Business Process as a Service (BPaaS) marks the convergence of Process Transformation, SaaS and Cloud concepts. Though no longer the new kid on the block, there’s few things better than BPaaS when it comes to streamlining processes and maximizing returns.
BPaaS offers three main advantages to businesses:
Using a cloud-based business performance management software minimizes upfront investments in IT infrastructure resulting in a capital expenditure to operating expenditure benefit, transforming a cash-intensive capital expense into a more convenient operating expense.
BPaaS is highly scalable and it can accommodate rapid growth while cutting down transition time to market. BPaaS offers a flexible delivery structure, which creates a high degree of scalability to accommodate rapid growth. It reduces time-to-market, as the transition time spent acquiring and deploying assets and processes is slashed to mere months and weeks.
BPaaS lowers total cost of ownership and allows businesses to capitalize on economies of scale. Cost is a key challenge for SMBs. Net-net, BPaaS not only lowers total cost of ownership, but it also allows buyers to take full advantage of economies of scale they lack individually.
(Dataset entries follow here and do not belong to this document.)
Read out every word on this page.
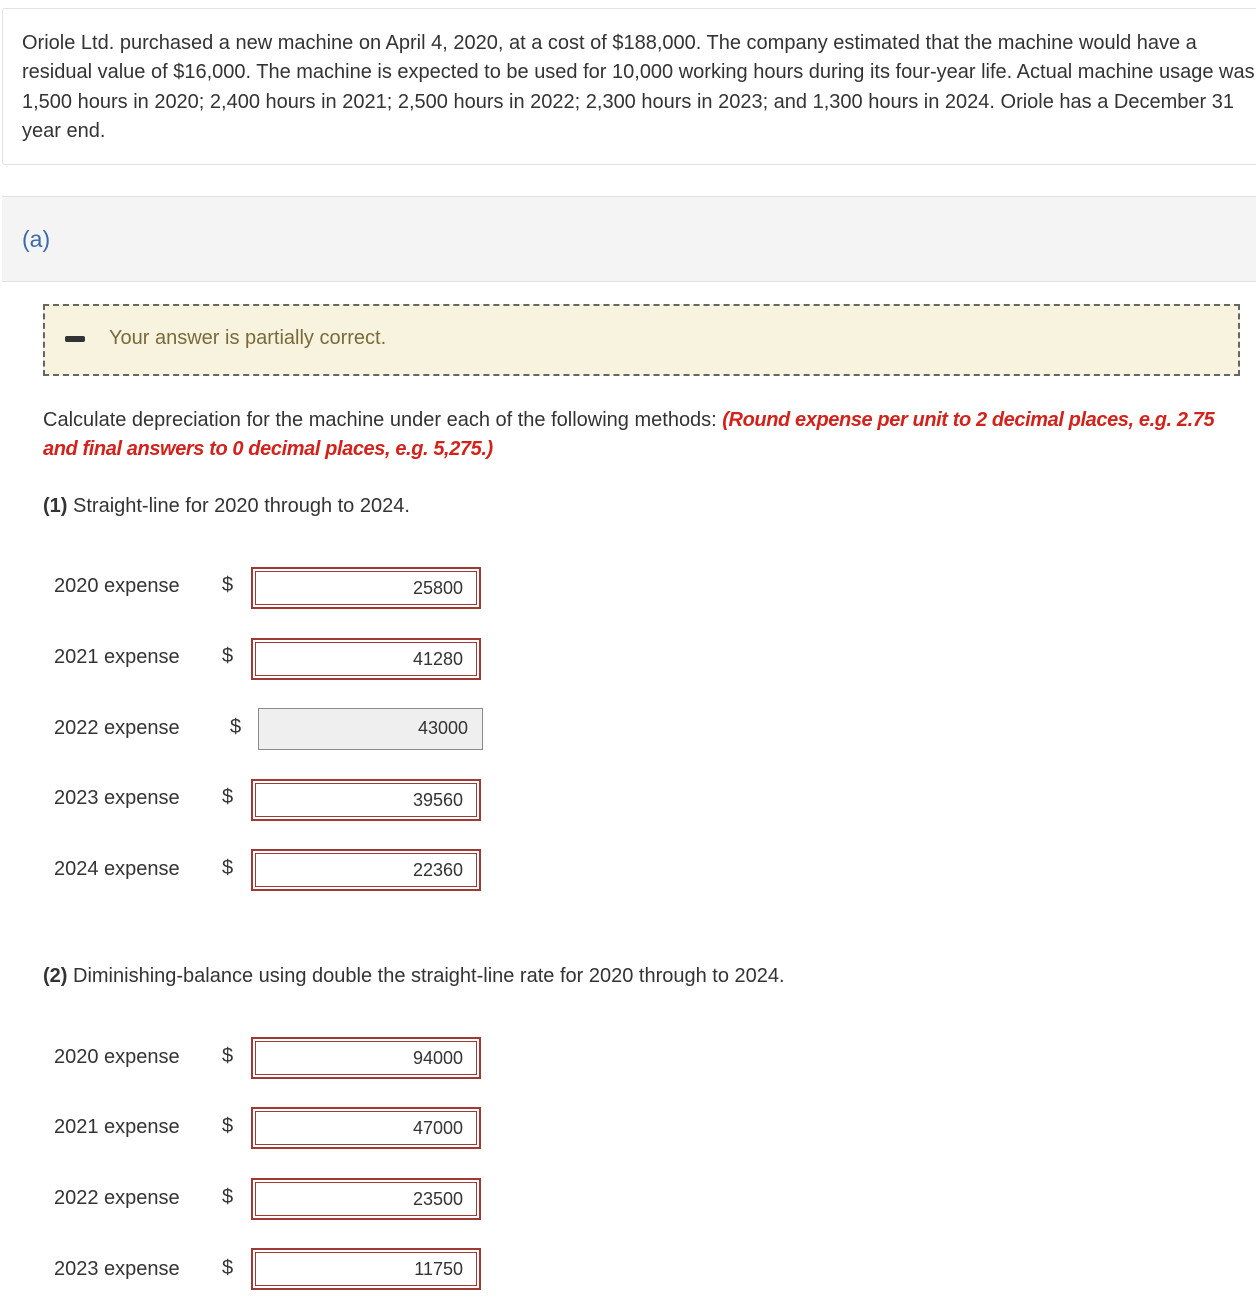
Oriole Ltd. purchased a new machine on April 4, 2020, at a cost of $188,000. The company estimated that the machine would have a residual value of $16,000. The machine is expected to be used for 10,000 working hours during its four-year life. Actual machine usage was 1,500 hours in 2020; 2,400 hours in 2021; 2,500 hours in 2022; 2,300 hours in 2023; and 1,300 hours in 2024. Oriole has a December 31 year end.
(a)
Your answer is partially correct.
Calculate depreciation for the machine under each of the following methods: (Round expense per unit to 2 decimal places, e.g. 2.75 and final answers to 0 decimal places, e.g. 5,275.)
(1) Straight-line for 2020 through to 2024.
2020 expense $	25800
2021 expense $	41280
2022 expense	$	43000
2023 expense $	39560
2024 expense $	22360
(2) Diminishing-balance using double the straight-line rate for 2020 through to 2024.
2020 expense $	94000
2021 expense $	47000
2022 expense $	23500
2023 expense $	11750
Everest Group estimates suggest a 30 to 40 percent total cost of ownership advantage in a BPaaS model for finance and accounting outsourcing as compared to an on-premise FAO solution for small- to medium-sized businesses.
Sutherland Digital President Andrew Zimmerman, who's set to speak at the 2017 Digital Convergence Conference, said the Sutherland approach to BPaaS is to deliver based on outcomes.
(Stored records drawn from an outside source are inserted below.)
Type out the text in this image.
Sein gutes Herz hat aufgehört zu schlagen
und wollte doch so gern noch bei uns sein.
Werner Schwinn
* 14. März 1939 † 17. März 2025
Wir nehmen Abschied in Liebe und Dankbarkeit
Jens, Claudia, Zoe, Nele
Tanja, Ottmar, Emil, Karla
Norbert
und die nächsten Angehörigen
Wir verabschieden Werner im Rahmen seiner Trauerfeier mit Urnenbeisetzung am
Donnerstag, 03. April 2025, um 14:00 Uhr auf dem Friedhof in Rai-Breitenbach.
“We have platforms, most of them fairly proprietary, in several different areas including F&A, credit collections, various types of ticketing and order processing areas for certain industries,” Zimmerman said. “On the people side and business-model side, we try to provide service based on some kind of outcome, whether it’s transaction or revenue or deflection of human intervention. In one sense, you are buying us as a service -- you’re not buying the platform or the people, you’re buying a set of outcomes.”
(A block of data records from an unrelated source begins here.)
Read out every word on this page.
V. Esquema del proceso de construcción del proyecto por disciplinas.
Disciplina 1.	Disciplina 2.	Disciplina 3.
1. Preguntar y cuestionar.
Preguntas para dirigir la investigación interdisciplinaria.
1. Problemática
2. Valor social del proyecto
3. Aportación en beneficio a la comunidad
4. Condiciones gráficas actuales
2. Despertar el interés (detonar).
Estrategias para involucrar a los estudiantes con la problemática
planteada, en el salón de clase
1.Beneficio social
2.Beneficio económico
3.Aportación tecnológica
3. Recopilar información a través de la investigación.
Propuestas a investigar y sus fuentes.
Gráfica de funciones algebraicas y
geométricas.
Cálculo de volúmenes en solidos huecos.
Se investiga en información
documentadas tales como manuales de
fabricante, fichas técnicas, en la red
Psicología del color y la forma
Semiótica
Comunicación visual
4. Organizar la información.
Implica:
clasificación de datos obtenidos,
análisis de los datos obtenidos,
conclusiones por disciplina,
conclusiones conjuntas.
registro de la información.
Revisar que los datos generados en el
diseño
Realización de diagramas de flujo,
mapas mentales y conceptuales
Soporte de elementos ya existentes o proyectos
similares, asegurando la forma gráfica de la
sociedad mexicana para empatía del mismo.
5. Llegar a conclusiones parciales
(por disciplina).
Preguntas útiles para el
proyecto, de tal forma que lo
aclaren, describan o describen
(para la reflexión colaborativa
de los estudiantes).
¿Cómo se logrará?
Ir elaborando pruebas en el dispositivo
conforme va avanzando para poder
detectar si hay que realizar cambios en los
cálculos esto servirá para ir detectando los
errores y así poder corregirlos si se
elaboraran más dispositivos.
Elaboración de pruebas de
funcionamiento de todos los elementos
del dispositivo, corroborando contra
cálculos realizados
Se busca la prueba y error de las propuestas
And Sutherland’s perception among most clients and analysts sets it apart.
“We are perceived as a little more aggressive from a business model point of view of being willing to enter into these sorts of outcomes space, transaction-based models,” Zimmerman said. “We have had one client say at a conference with some of our competition that he believes Sutherland is the most aggressive and creative in entering as-a-service deals.”
And a more aggressive model assures good work because Sutherland is literally subject to its clients’ success.
Choosing the right provider can be tricky. Look for:
- A Partnership Approach – Does the provider take a partner role, and involve senior stakeholders to ensure alignment? Does the vendor work to fully understand the values and culture of the business and to be flexible to the buyer’s needs? In other words, the provider should facilitate a collaborative approach that results in a strong co-created vision.
- Expertise – The provider must have extensive expertise in a best practices approach, with deep knowledge of arcane industry regulations and compliance standards. As well, your provider must bring strong controls and quality assurance to the table.
- Delivery Options – A quality provider will be able to offer the buyer a variety of global delivery options including onshore, offshore, and hybrid solutions customized to the buyer’s requirements.
- Capabilities – Does the provider offer a suite of services, so that future needs are met? SMBs may get their feet wet with transactional processing, but continue to grow the relationship by extending the contract into areas of financial reporting and analysis, procurement, HR or marketing.
- Value-Add – The right partner for you will help you focus on your core competencies while delivering on clear KPIs. A quality vendor will start with the analysis of existing workflows and processes, and design a standardized outsourcing solution aligned with business objectives. Achieving efficiencies is an ongoing process and your partner will implement a plan for continuous improvement.